FIGURE 3 SAMPLE ACTIVE RISK BACK TEST. December 31, 2008 – December 31, 2016 • Historical Total Portfolio Risk Over Time

Sources: Bloomberg Index Services Limited, BofA Merrill Lynch, Cambridge Associates LLC, Frank Russell Company, Hedge Fund Research, Inc., MSCI Inc., and Standard & Poor’s. MSCI data provided “as is” without any express or implied warranties.
Notes: Data represent actual historical active risk data for a portfolio, as of December 31, 2016. The active risk at each time point uses the same manager roster and weights. Any manager that lacks historical returns is backfilled with index returns.

Applications of Active Risk

Using active risk when sizing managers has other benefits, such as providing a consistent investment process to be applied across investment portfolios and allowing more transparent stakeholder management.

Improving Returns. Assuming investors have skill in picking managers, the practice of aligning both risk and capital with conviction will generate excess returns over the long term. Active risk can help investment teams in this process to ensure that the highest conviction ideas across the portfolio are sized appropriately. For example, there is not an easy way to compare the relative risk of a fixed income manager to that of an equity manager when solely examining the amount of capital invested. Applying an active risk lens, a fixed income manager could potentially be sized much bigger than an active equity strategy if the former has lower tracking error to its benchmark. Post investment, active risk continues to serve as a tool for monitoring performance. For example, a sudden increase in a manager’s active risk could reflect a change in the underlying composition of the portfolio and alert the investment team to investigate. A risk framework allows these evaluations to be consistently and efficiently applied.

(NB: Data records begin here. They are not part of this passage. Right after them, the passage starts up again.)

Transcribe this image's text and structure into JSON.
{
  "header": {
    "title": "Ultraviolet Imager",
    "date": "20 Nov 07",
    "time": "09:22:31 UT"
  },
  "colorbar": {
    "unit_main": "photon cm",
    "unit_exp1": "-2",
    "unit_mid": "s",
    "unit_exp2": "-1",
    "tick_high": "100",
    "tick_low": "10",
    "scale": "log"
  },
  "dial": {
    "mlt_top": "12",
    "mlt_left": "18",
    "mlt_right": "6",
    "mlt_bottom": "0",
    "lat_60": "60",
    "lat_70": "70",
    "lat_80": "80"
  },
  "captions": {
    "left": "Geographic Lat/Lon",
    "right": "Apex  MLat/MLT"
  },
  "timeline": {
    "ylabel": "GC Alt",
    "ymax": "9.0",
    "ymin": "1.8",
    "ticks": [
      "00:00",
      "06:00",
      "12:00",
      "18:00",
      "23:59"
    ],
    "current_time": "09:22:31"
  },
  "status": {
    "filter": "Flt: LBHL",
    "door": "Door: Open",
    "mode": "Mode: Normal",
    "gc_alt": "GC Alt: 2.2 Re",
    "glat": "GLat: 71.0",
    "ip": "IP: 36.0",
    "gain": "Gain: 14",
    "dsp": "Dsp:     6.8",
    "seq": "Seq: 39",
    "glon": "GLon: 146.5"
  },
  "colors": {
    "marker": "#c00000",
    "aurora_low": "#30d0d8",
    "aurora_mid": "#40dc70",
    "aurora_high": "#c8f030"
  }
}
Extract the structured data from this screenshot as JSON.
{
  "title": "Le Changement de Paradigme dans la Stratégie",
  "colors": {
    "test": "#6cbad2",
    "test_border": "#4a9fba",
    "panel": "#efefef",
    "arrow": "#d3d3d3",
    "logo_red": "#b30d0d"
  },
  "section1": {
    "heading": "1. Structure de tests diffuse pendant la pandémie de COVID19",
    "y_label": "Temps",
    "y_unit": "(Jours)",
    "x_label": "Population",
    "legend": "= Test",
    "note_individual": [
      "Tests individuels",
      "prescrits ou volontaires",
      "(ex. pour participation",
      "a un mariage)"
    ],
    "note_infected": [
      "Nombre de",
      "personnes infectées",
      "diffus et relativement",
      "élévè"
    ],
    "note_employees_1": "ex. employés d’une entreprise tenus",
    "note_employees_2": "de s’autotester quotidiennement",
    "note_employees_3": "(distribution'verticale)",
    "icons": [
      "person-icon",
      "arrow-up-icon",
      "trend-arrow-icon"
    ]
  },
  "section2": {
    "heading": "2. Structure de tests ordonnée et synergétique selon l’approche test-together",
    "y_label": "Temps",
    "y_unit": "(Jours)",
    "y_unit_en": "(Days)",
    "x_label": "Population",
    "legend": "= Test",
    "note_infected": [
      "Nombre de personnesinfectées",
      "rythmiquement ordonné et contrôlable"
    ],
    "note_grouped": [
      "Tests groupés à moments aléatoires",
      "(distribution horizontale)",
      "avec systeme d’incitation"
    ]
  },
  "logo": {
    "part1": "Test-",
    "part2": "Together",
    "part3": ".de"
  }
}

Communication with External Stakeholders. Investment committees and wealth owners are increasingly looking for more transparency into the investment process. Active risk is one measure that provides a consistent framework for risk management. For example, a chief investment officer could share an adapted version of Figure 3 to set expectations with stakeholders about how the portfolio should behave during a downturn. Sharing intuitions and rationale around portfolio construction builds trust and a deeper understanding with external constituents. While the use of active risk does not guarantee outperformance, the framework can enable teams to focus risk in a portfolio’s highest-conviction positions, codify a consistent investment process for teams, and provide insight to external stakeholders.

Communication within the Investment Team. Portfolio management is a team endeavor, and a clear and consistent investment philosophy is vital to coordinate the team’s efforts. Active risk is merely one tool in the risk management toolkit. Codifying the team’s investment approach could benefit recruiting and training of employees, clarify the unspoken “rules of thumb,” and allow for improved decision making.

 


Jean Lu, Managing Director
Jackson Moss-Hawkins, Associate Investment Director

Footnotes

  1. 2018 Survey on Manager Concentration Policy.
  2. Active risk is defined as the size of the position multiplied by the standard deviation of excess returns over a benchmark. Active risk can be calculated for the total portfolio or any individual active position (e.g., manager performance in relation to the manager benchmark).
  3. Assuming a normal distribution in excess returns, we would expect that 68% of the time performance for the US equity allocation would fall within ±148 bps of the benchmark, and 95% of the time performance for the allocation would fall within ±296 bps of the benchmark. Also, assuming the US equity lineup has an information ratio of 0.4, this allocation would be expected to deliver 59 bps of excess return over the benchmark. The benchmark used is MSCI US Index for all managers so that the active risks are comparable across managers; another approach is to measure managers versus style benchmarks and then quantify the active risk of a style bet separately.